For almost every unit now, I follow steps 1 & 2.  Students can complete the requirements easily over a weekend, and they're ready to get down to the business of practicing the skills of reading (and writing) together come Monday morning.

Step Three: Students come to class, and first thing, there's highlights from the weekend's online discussion projected on the digital screen for everyone to see. Naturally, it creates conversation at the beginning of class, but quickly, we turn to the text, reading closely together the first lines of Chaucer's Prologue to the Canterbury Tales. Each person gets a specific task (like determining tone, cataloging imagery, detecting allusions, etc.), and with everyone, I model how to read closely the opening passages on the Knight and the Squire. (This gives me the chance to show the difference between idealizing or satirizing a given character...)

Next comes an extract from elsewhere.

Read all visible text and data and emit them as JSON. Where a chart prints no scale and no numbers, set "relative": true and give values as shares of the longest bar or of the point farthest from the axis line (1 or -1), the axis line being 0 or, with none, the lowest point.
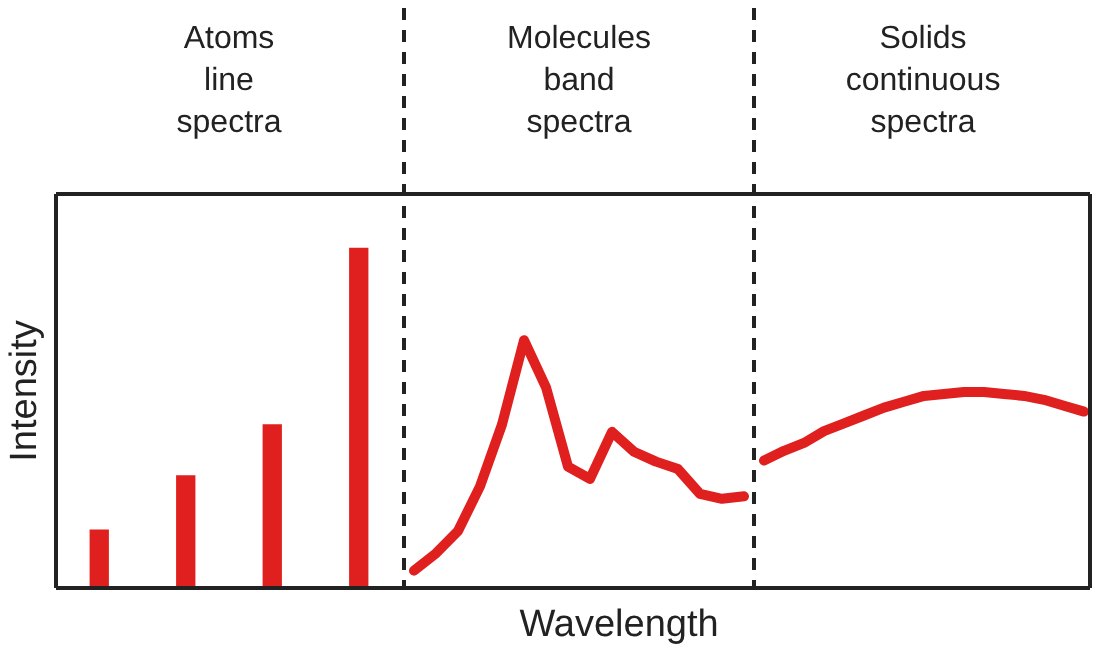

Step Four: Students break into groups, and each group gets a character that's portrayed in the opening Prologue. I project on the screen a URL to a Google Doc that everyone can access and edit, and on that doc are questions to guide each group as they read critically the passages that were assigned to them. (The doc looks something like this).

As groups, students must catalog and cite the concrete details that "stick out" after reading the passage in question. Second, they have to discuss and write down any commentary they infer collectively based on the details they've cited. At this point, they're also determining whether the passage is satire or something else. Their third task is to pretend that they're going to write a paragraph about the character in question. With this in mind, they write collaboratively a topic sentence that makes clear the main idea of the passage. (While all this is going on, I get to hover from group to group, helping where I can but mostly listening to the learning that's taking place among peers)

Step Five: After each group is finished, they have to present their work to the class. Someone reads the passage aloud, followed by a brief presentation of the concrete details and commentary they noted. Lastly, we workshop as a class the topic sentence they've constructed, discussing together its merits as well as where we see room for more development. Everyone participates in this process.

Step Six: Once everyone has shared their work, we return to the Google Doc to complete the final task: namely, to create a Meme that makes clear the most important characteristic or flaw related to the character in question. Of course, this activity gets a lot of laughs, and sometimes we post them online for others to see as well.


The lesson I describe above works well with block scheduling. One would have to modify or break apart the stages if dealing with shorter class periods. To me, this is what a "flipped" English class would look like: We front-load the need-to-know info and facilitate much of the more open discussion outside of class so that class time can be spent practicing the art of reading and writing for each other in real time. It went well this week, and students appreciated the collaborative approach. Now we're repeating a similar process (minus the podcast) as we read some of the stories (specifically, "Pardoner's Tale" and "Wife of Bath's Tale"). After that, it's Macbeth, which means another podcast (which you can check out here).